Insights into the functions of the three fundamental components of RND efflux systems have been gathered from studies of a variety of RND systems. By far, the most information at the structural and biochemical levels is known for the inner and outer membrane proteins. The overall picture that has emerged is that the inner and outer membrane proteins form a channel that spans the periplasmic space (7, 8). The substrate is taken up from either the inner membrane, cytoplasm, or periplasm, depending on the properties of the substrate and the particular efflux system (9). The RND protein drives substrate export through the channel formed by the outer membrane protein utilizing the proton gradient across the inner membrane. Although the periplasmic component is an essential part of RND efflux systems (10), the role it plays in the efflux process is much less clear.

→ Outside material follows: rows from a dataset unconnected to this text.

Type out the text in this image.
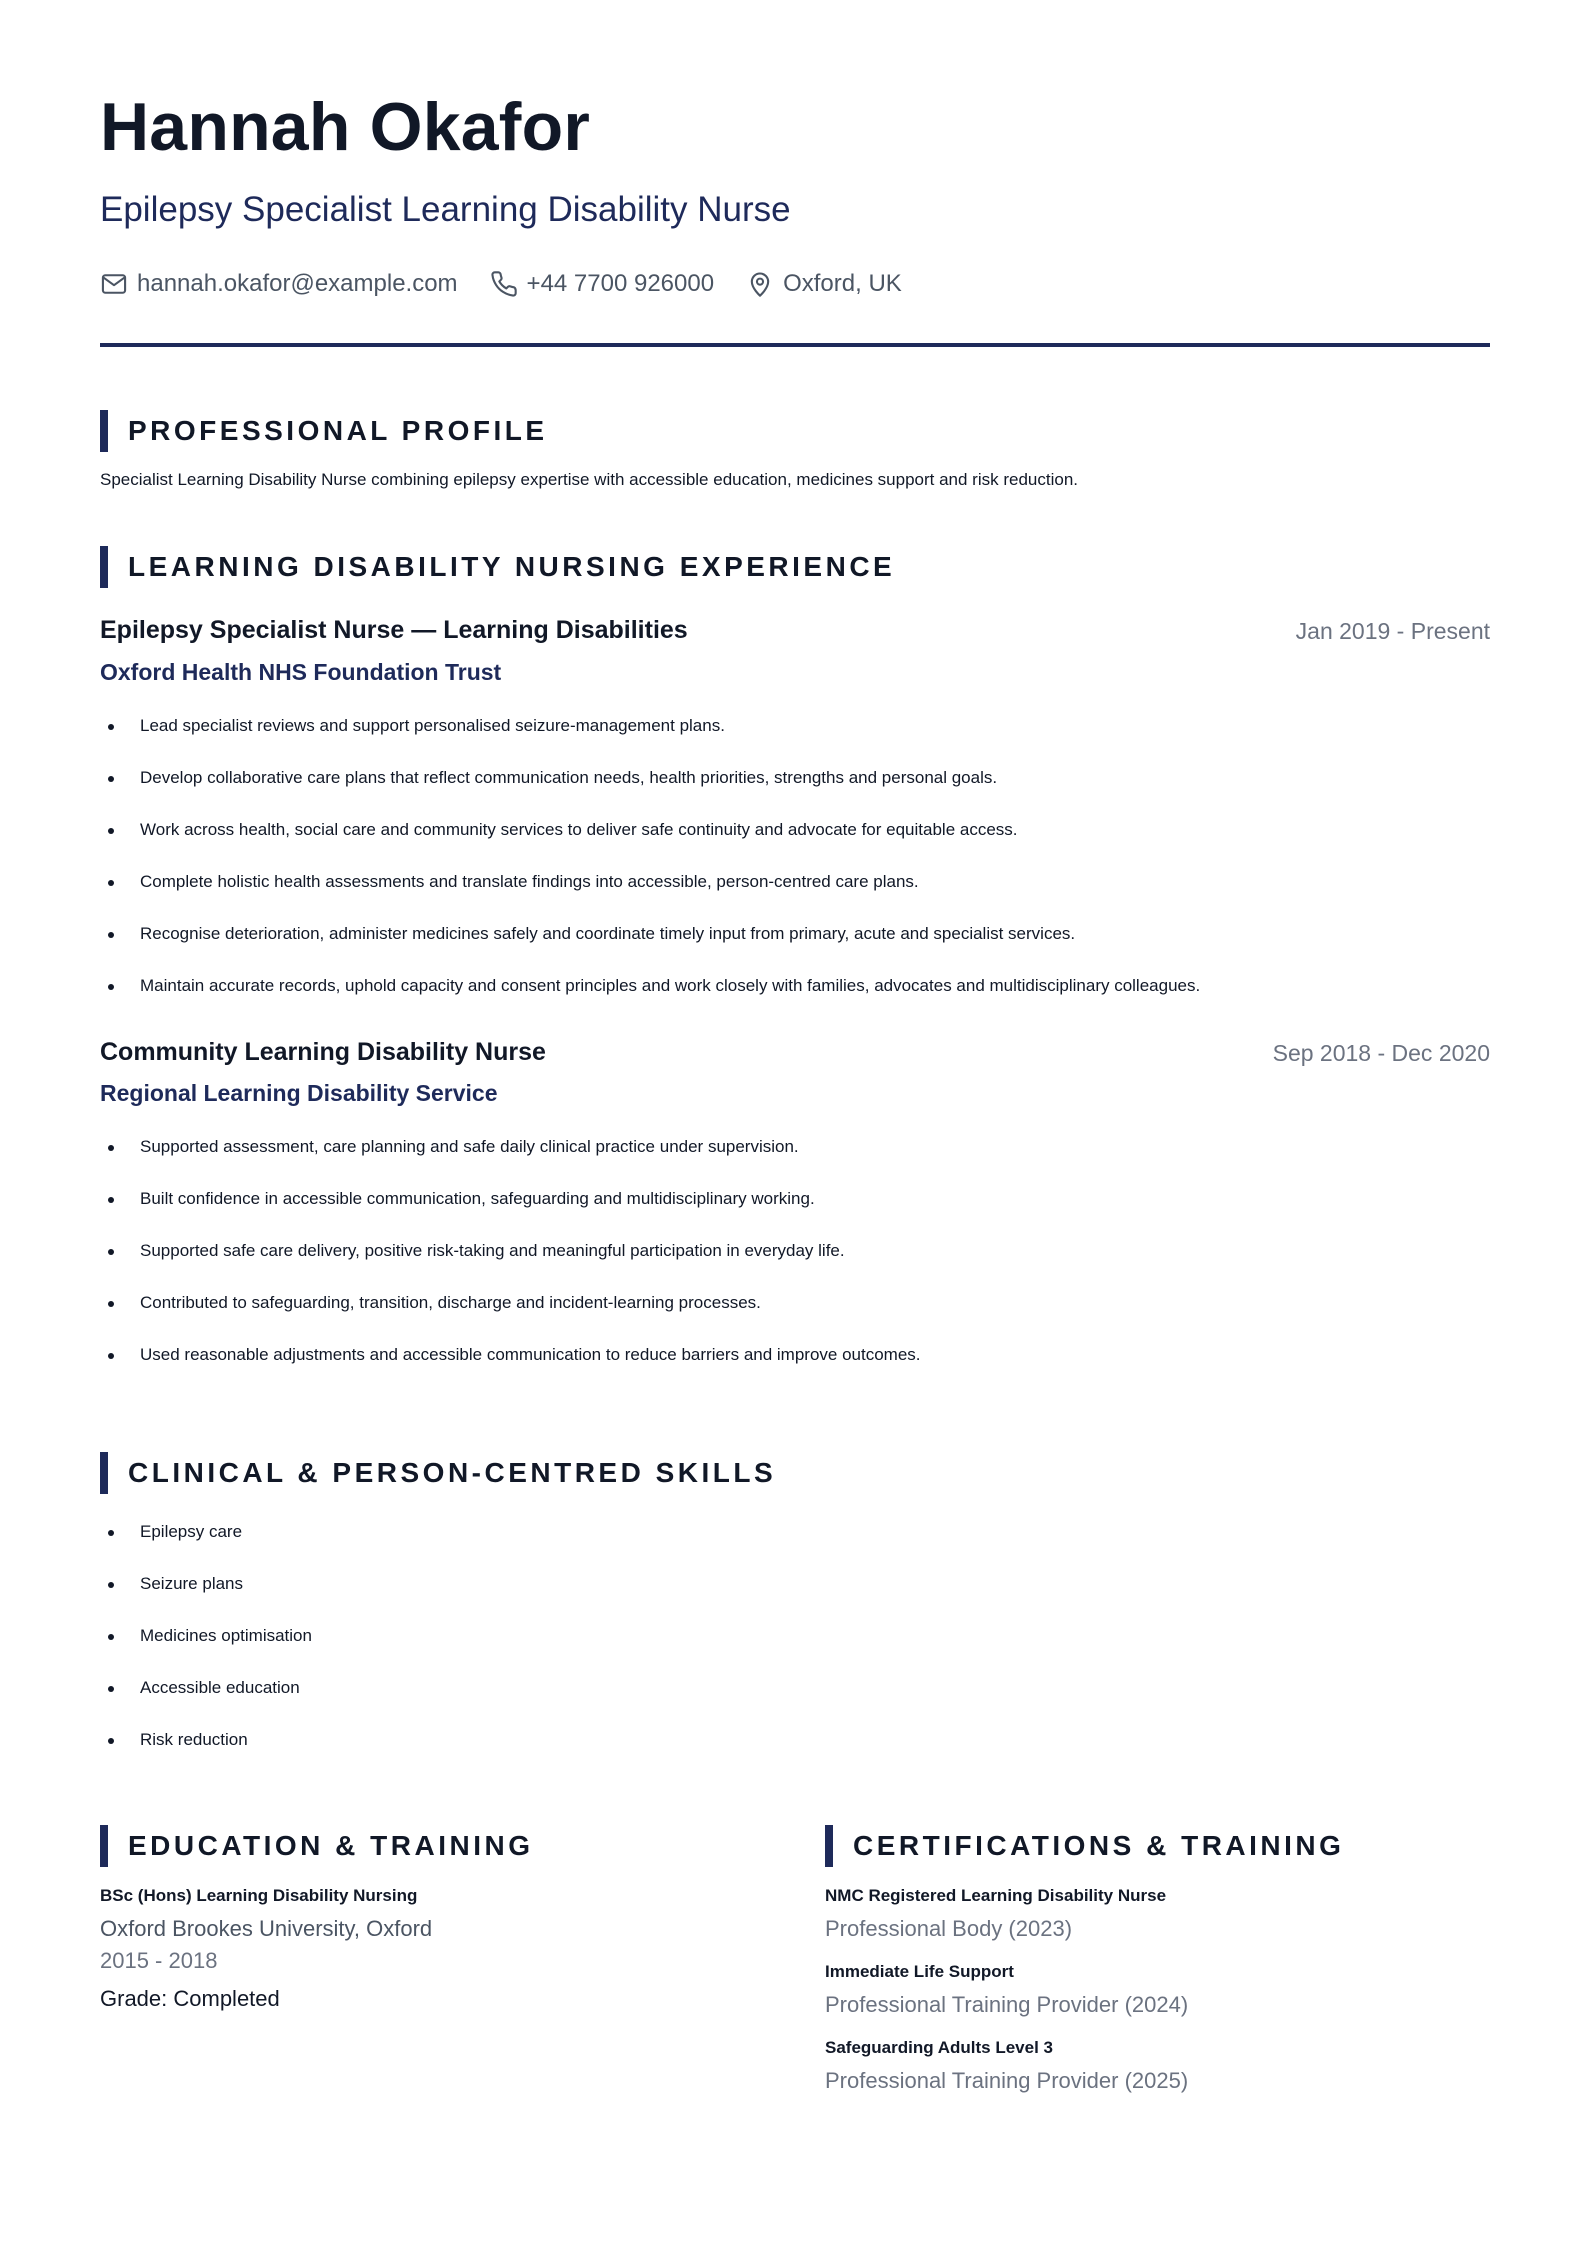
Hannah Okafor
Epilepsy Specialist Learning Disability Nurse
hannah.okafor@example.com	+44 7700 926000	Oxford, UK
PROFESSIONAL PROFILE
Specialist Learning Disability Nurse combining epilepsy expertise with accessible education, medicines support and risk reduction.
LEARNING DISABILITY NURSING EXPERIENCE
Epilepsy Specialist Nurse — Learning Disabilities	Jan 2019 - Present
Oxford Health NHS Foundation Trust
Lead specialist reviews and support personalised seizure-management plans.
Develop collaborative care plans that reflect communication needs, health priorities, strengths and personal goals.
Work across health, social care and community services to deliver safe continuity and advocate for equitable access.
Complete holistic health assessments and translate findings into accessible, person-centred care plans.
Recognise deterioration, administer medicines safely and coordinate timely input from primary, acute and specialist services.
Maintain accurate records, uphold capacity and consent principles and work closely with families, advocates and multidisciplinary colleagues.
Community Learning Disability Nurse	Sep 2018 - Dec 2020
Regional Learning Disability Service
Supported assessment, care planning and safe daily clinical practice under supervision.
Built confidence in accessible communication, safeguarding and multidisciplinary working.
Supported safe care delivery, positive risk-taking and meaningful participation in everyday life.
Contributed to safeguarding, transition, discharge and incident-learning processes.
Used reasonable adjustments and accessible communication to reduce barriers and improve outcomes.
CLINICAL & PERSON-CENTRED SKILLS
Epilepsy care
Seizure plans
Medicines optimisation
Accessible education
Risk reduction
EDUCATION & TRAINING
BSc (Hons) Learning Disability Nursing
Oxford Brookes University, Oxford
2015 - 2018
Grade: Completed
CERTIFICATIONS & TRAINING
NMC Registered Learning Disability Nurse
Professional Body (2023)
Immediate Life Support
Professional Training Provider (2024)
Safeguarding Adults Level 3
Professional Training Provider (2025)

Several functions have been postulated for the periplasmic component. It is often termed an adaptor protein, which may have a function in bridging the inner and outer membrane components. This role is supported by biochemical experiments that have shown a direct interaction between this component and the inner and outer membrane proteins (7). More recent studies suggest that the periplasmic component could contribute to the regulation of the open and closed states of the outer membrane protein. Evidence for this function of the periplasmic adaptor protein is given by the observation of conformational variants in the crystal structure of the periplasmic protein AcrA from the AcrAB-TolC HAE-RND efflux system (11) and observation of direct interactions between the coiled regions of the periplasmic protein and outer membrane protein (12). However, the periplasmic protein likely has a further functional role, because even a constitutively open mutant of an outer membrane protein requires the periplasmic component (13). In a reconstituted system without the outer membrane protein, the periplasmic adaptor AcrA is essential to the function of the RND pump AcrD (14), which further supports the hypothesis that the periplasmic proteins can play an active role in substrate capture and extrusion.

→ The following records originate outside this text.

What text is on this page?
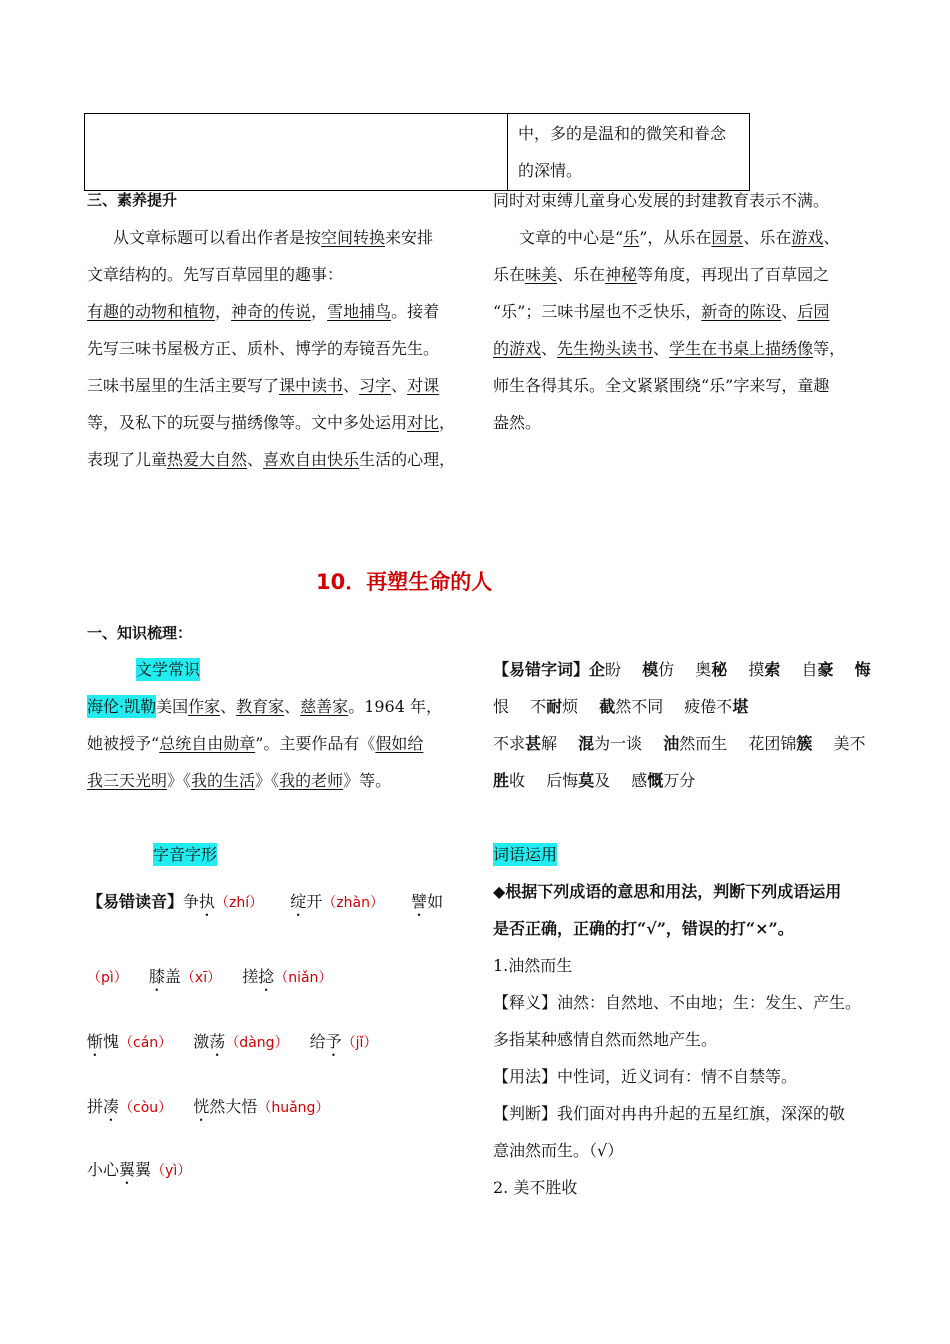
中，多的是温和的微笑和眷念
的深情。
三、素养提升
从文章标题可以看出作者是按空间转换来安排
文章结构的。先写百草园里的趣事：
有趣的动物和植物，神奇的传说，雪地捕鸟。接着
先写三味书屋极方正、质朴、博学的寿镜吾先生。
三味书屋里的生活主要写了课中读书、习字、对课
等，及私下的玩耍与描绣像等。文中多处运用对比，
表现了儿童热爱大自然、喜欢自由快乐生活的心理，
同时对束缚儿童身心发展的封建教育表示不满。
文章的中心是“乐”，从乐在园景、乐在游戏、
乐在味美、乐在神秘等角度，再现出了百草园之
“乐”；三味书屋也不乏快乐，新奇的陈设、后园
的游戏、先生拗头读书、学生在书桌上描绣像等，
师生各得其乐。全文紧紧围绕“乐”字来写，童趣
盎然。
10．再塑生命的人
一、知识梳理：
文学常识
海伦·凯勒美国作家、教育家、慈善家。1964 年，
她被授予“总统自由勋章”。主要作品有《假如给
我三天光明》《我的生活》《我的老师》等。
【易错字词】企盼　 模仿　 奥秘　 摸索　 自豪　 悔
恨　 不耐烦　 截然不同　 疲倦不堪
不求甚解　 混为一谈　 油然而生　 花团锦簇　 美不
胜收　 后悔莫及　 感慨万分
字音字形
【易错读音】争执（zhí） 绽开（zhàn） 譬如
（pì） 膝盖（xī） 搓捻（niǎn）
惭愧（cán） 激荡（dàng） 给予（jǐ）
拼凑（còu） 恍然大悟（huǎng）
小心翼翼（yì）
词语运用
◆根据下列成语的意思和用法，判断下列成语运用
是否正确，正确的打“√”，错误的打“×”。
1.油然而生
【释义】油然：自然地、不由地；生：发生、产生。
多指某种感情自然而然地产生。
【用法】中性词，近义词有：情不自禁等。
【判断】我们面对冉冉升起的五星红旗，深深的敬
意油然而生。（√）
2. 美不胜收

CusCFBA, the Cu(I) and Ag(I) efflux system from Escherichia coli, consists of CusB, the periplasmic protein, CusA, the inner membrane proton/substrate antiporter of the heavy metal efflux-RND family, and CusC, the outer membrane protein (10, 15, 16). In addition to the three fundamental proteins, the Cus system has a fourth component, the small periplasmic metal-binding protein CusF, which has homologs only in putative monovalent metal ion resistance systems (10). In addition to conferring Ag(I) resistance (15), the CusCFBA system has been shown to be important for copper resistance primarily under anaerobic conditions, suggesting that its other physiologically relevant substrate is Cu(I) (17). Copper and silver belong to the same group of the periodic table; therefore, Cu(I) and Ag(I) have similar coordination chemistries and can be treated interchangeably in many cases (18). However, silver is predominantly found in the Ag(I) oxidation state under both aerobic and anaerobic conditions, whereas Cu(I) only predominates under anaerobic conditions. To address the role of the periplasmic component, we examined CusB from the CusCFBA system as a representative of the periplasmic proteins of RND efflux systems.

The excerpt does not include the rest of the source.